Friday, June 17, 2011

Gardner's Syndrome (a serious post)

Hi y'all, for today's post I'd like to share something a bit more serious than usual.

Ellora's Cave has one fan who really knows what she's talking about when she says the books are a much-needed escape from reality, because her reality is pretty darn bad on the medical front. Her family has been devastated by a truly horrible genetic disease that's already taken her husband and seems determined to claim her children as well. Because so few people know of Gardner's Syndrome, she asked that people read and forward the information below to help spread the word in the hope of raising people's awareness and possibly generating more interest among potential researchers. I am  not an email forwarder by habit, but this is one very tough, very nice and very tired lady who deserves some help fighting her fight. Please read and consider forwarding/posting elsewhere, even if you normally don't. There's also a link to a Facebook page you can "like" to help out.
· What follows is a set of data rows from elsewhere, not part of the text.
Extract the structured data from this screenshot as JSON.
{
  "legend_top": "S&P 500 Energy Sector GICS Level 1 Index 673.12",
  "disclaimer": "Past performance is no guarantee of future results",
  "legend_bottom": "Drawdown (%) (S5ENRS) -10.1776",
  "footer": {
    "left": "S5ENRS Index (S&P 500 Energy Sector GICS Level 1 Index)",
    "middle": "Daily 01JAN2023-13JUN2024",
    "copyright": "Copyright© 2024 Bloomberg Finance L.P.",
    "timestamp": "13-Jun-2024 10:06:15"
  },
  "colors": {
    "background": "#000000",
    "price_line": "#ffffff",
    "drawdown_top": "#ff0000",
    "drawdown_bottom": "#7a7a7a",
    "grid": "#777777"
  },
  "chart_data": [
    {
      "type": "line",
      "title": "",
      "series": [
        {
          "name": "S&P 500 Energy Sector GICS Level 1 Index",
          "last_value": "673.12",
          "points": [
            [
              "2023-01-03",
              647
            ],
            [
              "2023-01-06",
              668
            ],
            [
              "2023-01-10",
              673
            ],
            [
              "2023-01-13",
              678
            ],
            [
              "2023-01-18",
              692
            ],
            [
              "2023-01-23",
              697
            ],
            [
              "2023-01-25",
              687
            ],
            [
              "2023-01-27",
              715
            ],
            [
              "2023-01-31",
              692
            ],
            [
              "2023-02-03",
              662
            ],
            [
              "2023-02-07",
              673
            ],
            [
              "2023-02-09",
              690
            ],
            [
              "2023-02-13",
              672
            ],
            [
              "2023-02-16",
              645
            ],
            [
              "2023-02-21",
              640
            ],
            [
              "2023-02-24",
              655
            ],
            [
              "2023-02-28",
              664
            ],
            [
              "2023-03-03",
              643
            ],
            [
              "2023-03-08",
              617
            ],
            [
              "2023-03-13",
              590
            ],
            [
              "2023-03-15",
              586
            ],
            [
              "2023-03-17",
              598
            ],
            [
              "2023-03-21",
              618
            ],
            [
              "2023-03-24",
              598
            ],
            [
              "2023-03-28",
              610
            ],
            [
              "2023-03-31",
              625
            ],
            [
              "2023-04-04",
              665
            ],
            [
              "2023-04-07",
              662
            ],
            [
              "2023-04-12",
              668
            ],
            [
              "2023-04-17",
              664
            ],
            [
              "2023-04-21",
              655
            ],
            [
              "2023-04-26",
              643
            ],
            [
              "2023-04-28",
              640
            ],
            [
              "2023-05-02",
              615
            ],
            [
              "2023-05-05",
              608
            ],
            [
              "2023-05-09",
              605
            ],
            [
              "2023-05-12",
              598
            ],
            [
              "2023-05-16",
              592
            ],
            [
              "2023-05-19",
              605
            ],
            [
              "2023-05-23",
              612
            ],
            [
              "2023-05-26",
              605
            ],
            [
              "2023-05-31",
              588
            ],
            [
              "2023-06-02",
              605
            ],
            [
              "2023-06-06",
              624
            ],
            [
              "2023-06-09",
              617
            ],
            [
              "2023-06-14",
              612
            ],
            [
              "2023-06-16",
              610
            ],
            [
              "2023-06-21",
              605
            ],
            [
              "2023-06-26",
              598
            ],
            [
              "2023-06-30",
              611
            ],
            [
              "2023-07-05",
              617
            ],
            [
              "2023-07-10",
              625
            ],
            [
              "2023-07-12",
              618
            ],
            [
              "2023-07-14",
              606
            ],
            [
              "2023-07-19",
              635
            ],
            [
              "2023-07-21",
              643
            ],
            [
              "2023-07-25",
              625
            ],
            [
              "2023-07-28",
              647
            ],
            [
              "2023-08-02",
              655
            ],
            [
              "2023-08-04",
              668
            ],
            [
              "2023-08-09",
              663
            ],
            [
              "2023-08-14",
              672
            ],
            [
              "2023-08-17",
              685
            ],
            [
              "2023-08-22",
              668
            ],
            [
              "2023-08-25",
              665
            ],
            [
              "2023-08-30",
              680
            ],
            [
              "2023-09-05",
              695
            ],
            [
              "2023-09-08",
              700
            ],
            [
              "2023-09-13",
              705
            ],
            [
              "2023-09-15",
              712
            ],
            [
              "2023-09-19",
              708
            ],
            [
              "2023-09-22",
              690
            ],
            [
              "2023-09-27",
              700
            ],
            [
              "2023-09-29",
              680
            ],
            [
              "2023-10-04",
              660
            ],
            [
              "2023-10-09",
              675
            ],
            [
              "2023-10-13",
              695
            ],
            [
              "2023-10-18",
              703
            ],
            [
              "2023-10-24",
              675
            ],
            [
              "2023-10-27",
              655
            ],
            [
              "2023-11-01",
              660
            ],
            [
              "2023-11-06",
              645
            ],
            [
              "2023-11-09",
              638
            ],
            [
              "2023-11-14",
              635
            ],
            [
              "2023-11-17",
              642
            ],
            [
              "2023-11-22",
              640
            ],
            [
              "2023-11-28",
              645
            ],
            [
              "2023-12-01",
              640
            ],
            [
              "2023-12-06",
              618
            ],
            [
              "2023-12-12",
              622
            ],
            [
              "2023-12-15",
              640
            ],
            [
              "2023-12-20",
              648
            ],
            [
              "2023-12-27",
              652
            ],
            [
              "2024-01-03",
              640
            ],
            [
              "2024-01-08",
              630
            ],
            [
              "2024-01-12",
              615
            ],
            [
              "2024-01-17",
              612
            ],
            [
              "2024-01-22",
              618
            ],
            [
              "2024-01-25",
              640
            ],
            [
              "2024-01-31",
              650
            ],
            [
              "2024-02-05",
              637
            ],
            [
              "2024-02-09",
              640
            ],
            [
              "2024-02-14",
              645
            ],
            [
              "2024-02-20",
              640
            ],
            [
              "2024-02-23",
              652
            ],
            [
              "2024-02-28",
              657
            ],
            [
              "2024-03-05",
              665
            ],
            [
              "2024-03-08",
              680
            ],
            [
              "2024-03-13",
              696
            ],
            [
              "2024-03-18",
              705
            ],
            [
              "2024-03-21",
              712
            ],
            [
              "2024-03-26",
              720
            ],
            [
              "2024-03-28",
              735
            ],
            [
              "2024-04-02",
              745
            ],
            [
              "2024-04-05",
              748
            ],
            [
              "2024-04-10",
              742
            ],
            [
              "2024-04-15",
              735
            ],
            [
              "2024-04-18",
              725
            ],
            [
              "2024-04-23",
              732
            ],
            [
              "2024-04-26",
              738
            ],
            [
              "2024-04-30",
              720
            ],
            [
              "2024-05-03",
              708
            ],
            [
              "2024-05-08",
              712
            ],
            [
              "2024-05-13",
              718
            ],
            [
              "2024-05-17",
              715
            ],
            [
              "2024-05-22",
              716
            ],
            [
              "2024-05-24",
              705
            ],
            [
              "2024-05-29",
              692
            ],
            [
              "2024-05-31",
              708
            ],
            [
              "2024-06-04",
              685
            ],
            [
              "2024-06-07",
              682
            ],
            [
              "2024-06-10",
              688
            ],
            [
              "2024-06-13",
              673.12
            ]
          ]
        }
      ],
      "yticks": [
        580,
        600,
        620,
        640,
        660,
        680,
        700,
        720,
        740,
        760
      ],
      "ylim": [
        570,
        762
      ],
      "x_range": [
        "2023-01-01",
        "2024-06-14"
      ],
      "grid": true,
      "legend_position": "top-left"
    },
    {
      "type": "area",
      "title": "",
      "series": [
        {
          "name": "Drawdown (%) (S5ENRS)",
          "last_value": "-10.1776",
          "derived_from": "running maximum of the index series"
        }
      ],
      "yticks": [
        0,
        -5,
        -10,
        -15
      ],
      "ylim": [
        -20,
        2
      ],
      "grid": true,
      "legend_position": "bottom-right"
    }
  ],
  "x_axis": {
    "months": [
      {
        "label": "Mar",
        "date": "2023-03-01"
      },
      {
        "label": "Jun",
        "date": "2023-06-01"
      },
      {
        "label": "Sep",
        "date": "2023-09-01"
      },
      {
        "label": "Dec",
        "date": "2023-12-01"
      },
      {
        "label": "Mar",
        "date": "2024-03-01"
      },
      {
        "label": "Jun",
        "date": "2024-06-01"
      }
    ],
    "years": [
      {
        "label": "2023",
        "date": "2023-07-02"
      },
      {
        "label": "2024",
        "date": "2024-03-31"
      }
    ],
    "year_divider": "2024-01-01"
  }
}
Gardner's Syndrome/familial adenomatous polyposis is a chronic, incredibly
painful and terminal disease that approximately 200,000 American men, women and
children endure without hope for a cure, and Americans are not the only ones
affected—it hits every age group, ethnicity, and country on the planet. There is
little to no research being done, little medical knowledge to help the doctors
who deal with it (I was told by a doctor that all he knew of it came from ONE
paragraph from one of his medical textbooks that he more or less memorized to
pass an exam while in med school), and often, by the time the diagnosis is made,
the damage done is far too extensive to hope for much quality of life.

Worse still, the average life span for anyone is 35-40 (meaning age at time of
death, not how long you have after diagnosis); far too frequently, however,
children and teenagers are struck down before they can ever have anything
resembling a life.

There are no celebrities to help publicize the need for help or to educate the
public, nor are there organizations offering support and help to those who
suffer it, or for their families; medical poverty is the norm, along with
guesswork from medical teams and abandonment by families, spouses, and friends.

It's more than time for a change, it's time for action. On August 17, 2011, we
are asking that everyone who reads these words join us in lighting the darkness
of ignorance by making luminarias and lining their driveways, walkways, porches
and/or any path that leads to their front door.

Let the world know there is a danger, a nightmare no one knows about, and share
hope with those who have little by lighting their darkness.

I'll be lighting the first one, and on it will be written my husband's name and
the date of his death on one side, and on the other, LIGHT THE NIGHT FOR

Please email this to everyone you know; forward it, post it on a blog, print it
up and put it on bulletin boards….but share it. Don't let one more person die
because the night stayed dark.


  1. Thank you very much for posting this, Delphine. I have had numerous conversations with Maggie and I am sure that she will greatly appreciate your effort. Educating as many people as possible about the plight of the GS community is a good first step to garnering some help for a lot of very deserving people.

    Margie Hager

  2. Good choice posting this Del. It is important to spread the word. People face so many types of heartbreak, but knowledge is power.